Intellectual Property/Undertaking: District Courts Diverge On Whether To Order Bondings For Costs/Fees Under CCP § 1030 In Patent And Copyright Cases

 

Undertakings Ordered in Copyright Cases, But Denied in Patent Cases.

     Charlene M. Morrow and Brian E. Lahti of Fenwick & West LLP have written an interesting article in the October 31, 2014 issue of BNA’s Patent, Trademark & Copyright Journal, 88 PTCJ 1705.

     In this article, they explore how district courts in patent and copyright case have reacted to resolving defense motions pursuant to California Code of Civil Procedure section 1030, which allows a defendant to force the plaintiff to file a bond to secure an award of costs and attorney’s fees when (1) the plaintiff resides out of state or is a foreign corporation, and (2) there is a reasonable possibility that the defendant will prevail. (Obviously, in patent litigation, the plaintiff targets of many of these motions would be Patent Assertion Entities [PAEs, or also known as patent trolls].) Section 1030 may be applied in federal court according to Ms. Morrow and Mr. Lahti.

     The two patent cases surveyed resulted in denial of section 1030 defense motions, with the district judges seeming to say that 35 U.S.C. § 285 (the “exceptional” patent fee-shifting provision) was a sufficient remedy down the line—also observing the defense did not meet the “reasonable probability” element of section 1030. (See, e.g., IPVZX Patent Holdings, Inc. v. Voxernet, LLC, No. 5:13-cv-01708-HRL (N.D. Cal. Doc. No. 120); GeoTag, Inc. v. Zoosk, Inc., No. 13-cv-00217-EMC (N.D. Cal. Doc. No. 204.)

     However, a different result occurred in the copyright cases.
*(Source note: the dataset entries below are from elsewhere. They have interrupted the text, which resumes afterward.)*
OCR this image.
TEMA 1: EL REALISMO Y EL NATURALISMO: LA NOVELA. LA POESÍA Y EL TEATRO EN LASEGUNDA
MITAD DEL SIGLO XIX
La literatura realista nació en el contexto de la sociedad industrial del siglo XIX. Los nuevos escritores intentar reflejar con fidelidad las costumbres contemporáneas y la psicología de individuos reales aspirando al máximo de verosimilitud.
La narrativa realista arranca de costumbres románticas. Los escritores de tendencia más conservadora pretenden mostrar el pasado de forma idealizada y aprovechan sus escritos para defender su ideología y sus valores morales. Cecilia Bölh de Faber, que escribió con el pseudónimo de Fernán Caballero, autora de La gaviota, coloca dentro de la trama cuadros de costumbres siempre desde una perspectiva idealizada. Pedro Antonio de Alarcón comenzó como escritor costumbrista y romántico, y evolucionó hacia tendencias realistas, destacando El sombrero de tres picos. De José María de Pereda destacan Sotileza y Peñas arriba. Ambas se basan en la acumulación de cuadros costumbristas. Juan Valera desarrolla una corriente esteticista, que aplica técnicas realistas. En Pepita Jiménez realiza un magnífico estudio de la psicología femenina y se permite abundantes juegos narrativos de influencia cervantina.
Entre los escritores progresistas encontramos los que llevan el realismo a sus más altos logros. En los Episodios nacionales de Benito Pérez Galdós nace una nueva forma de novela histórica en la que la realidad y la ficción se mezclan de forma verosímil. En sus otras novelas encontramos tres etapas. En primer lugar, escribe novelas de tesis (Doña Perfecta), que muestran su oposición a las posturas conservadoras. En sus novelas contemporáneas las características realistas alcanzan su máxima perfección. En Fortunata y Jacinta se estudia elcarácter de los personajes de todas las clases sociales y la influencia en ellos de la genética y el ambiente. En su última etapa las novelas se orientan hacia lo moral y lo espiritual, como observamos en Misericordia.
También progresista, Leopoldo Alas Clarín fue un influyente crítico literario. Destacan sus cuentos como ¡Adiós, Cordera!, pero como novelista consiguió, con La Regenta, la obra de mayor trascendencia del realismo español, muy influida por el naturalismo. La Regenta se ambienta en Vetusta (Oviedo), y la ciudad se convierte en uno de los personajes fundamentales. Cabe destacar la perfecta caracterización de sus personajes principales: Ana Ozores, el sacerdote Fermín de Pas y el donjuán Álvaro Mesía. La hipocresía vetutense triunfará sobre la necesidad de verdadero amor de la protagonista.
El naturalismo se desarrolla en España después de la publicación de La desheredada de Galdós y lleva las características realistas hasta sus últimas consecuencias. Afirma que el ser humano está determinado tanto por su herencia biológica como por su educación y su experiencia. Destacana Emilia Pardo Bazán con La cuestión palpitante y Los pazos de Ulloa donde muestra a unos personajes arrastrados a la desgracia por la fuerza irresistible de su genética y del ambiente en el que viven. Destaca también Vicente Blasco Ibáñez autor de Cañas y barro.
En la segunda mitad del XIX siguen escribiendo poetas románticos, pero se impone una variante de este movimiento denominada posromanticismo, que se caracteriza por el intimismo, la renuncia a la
Northern California district judges granted section 1030 motions in a trio of cases. (See AF Holdings LLC v. Trinh, No. C-12-02393 (N.D. Cal. Nov. 9, 2012); AF Holdings LLC v. Navasca, No. C-12-2396-EMC (N.D. Cal. Feb. 5, 2013, Doc. No. 22); AF Holdings LLC v. Magsumbol, 106 U.S.P.Q.2d 1586 (N.D. Cal. Mar. 18, 2013).)

     Of particular interest will be whether the U.S. Supreme Court’s rejection of a more rigid test for 35 U.S.C. § 285 fee-shifting in Octane Fitness/Hallmark will mean 1030 motions have a greater chance of success in the future.